Se mi chiedessero perché lavoro da anni al fianco di Noam Dolbruk – con tutta la fatica, i rischi e le difficoltà che questo comporta – risponderei con una sola parola: ondrèude.
È un verbo dàr-breuk che non significa solo respirare, ma anche qualcosa di simile allo stare bene.
Fin da bambino ho sempre cercato di essere invisibile, di non essere notato da nessuno: ma in realtà quello che desideravo di più al mondo era essere capace di fare la differenza per qualcuno.
Quello che avrei voluto sentirmi dire era: “Io ho davvero bisogno di te”.
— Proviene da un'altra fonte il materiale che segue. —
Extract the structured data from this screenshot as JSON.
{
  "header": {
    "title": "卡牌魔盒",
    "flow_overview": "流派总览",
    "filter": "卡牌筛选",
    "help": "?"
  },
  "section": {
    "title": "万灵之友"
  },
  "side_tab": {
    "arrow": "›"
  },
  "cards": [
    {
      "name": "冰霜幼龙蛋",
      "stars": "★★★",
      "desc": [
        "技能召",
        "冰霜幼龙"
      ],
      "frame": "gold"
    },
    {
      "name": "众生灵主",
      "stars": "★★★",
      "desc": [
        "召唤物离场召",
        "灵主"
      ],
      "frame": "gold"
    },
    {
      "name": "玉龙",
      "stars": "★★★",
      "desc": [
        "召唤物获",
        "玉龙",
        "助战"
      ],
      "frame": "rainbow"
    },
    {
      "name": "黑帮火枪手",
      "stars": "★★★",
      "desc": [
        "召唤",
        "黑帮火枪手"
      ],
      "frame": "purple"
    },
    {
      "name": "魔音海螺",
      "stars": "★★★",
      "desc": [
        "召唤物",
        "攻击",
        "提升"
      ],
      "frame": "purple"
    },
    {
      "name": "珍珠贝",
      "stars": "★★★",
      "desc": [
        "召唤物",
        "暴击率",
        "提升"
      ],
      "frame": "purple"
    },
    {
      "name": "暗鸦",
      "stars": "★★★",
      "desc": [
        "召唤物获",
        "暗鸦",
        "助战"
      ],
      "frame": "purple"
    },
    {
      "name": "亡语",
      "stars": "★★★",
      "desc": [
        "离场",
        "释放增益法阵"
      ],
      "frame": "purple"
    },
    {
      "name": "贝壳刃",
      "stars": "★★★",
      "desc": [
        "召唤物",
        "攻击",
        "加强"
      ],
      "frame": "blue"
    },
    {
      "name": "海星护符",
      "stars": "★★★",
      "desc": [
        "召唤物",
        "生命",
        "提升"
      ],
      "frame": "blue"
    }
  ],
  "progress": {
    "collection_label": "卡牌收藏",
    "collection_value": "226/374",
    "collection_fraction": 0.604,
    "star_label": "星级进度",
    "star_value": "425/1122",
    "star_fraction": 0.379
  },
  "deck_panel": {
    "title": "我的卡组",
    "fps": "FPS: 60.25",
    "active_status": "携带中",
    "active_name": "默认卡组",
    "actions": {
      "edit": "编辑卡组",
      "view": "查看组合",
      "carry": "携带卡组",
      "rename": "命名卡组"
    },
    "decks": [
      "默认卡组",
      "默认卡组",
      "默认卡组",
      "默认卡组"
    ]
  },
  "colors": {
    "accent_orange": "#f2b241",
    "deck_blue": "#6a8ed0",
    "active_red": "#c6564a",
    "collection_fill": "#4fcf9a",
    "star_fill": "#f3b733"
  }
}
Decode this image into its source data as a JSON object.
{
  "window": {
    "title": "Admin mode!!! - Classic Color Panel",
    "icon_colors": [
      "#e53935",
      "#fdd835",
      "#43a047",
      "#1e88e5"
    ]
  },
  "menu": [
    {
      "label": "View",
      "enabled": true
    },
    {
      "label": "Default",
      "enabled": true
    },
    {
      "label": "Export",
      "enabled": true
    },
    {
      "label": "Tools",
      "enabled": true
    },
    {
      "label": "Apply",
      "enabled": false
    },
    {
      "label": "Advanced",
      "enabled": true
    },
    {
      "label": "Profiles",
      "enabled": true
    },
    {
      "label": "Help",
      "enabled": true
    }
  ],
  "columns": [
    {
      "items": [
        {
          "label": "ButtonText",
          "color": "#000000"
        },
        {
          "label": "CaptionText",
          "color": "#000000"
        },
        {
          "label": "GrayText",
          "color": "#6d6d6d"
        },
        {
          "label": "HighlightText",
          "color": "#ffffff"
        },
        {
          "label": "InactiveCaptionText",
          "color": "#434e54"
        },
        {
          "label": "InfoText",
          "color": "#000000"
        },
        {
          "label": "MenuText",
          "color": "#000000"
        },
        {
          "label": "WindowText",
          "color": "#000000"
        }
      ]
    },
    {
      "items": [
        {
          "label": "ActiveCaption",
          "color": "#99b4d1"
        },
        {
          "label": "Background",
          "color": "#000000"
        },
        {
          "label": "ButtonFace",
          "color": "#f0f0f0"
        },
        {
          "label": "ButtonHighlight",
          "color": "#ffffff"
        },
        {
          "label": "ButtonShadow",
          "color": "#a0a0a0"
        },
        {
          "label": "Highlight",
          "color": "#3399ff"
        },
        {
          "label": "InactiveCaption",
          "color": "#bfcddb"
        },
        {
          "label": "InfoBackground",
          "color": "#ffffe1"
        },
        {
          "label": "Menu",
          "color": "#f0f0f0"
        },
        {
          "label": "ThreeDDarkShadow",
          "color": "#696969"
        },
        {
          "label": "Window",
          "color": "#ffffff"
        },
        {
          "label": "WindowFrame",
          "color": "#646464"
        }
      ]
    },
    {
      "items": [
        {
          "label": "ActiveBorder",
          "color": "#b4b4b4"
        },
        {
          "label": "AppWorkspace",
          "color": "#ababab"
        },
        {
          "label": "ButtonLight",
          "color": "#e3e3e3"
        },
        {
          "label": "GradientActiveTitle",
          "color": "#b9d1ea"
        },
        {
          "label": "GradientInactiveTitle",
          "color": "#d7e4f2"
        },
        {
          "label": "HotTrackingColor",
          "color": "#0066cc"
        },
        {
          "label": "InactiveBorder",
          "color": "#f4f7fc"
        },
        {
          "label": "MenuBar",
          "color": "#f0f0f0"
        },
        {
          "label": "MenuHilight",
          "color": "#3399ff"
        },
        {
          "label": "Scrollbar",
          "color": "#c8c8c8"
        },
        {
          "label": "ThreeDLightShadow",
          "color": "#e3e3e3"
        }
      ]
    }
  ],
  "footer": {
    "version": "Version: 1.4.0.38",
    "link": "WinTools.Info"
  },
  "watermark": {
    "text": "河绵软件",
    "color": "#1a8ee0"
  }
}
Quando si è capaci di sentire troppo bene ogni cosa, persino il rumore degli schiaffi che prendono gli altri, due sono le scelte: o diventare abbastanza forte da intercettare quegli schiaffi o imparare a non sentire più niente.
Io presi la seconda strada.
Ma quando sei convinto che ciò che provi è niente – perché tu sei niente – allora davvero nessuno avrà bisogno di te, e si può anche smettere di respirare.
...
Ricordo benissimo qual è stato il momento in cui ho smesso di respirare.
Ma ricordo meglio e di più quello in cui ho ricominciato a farlo.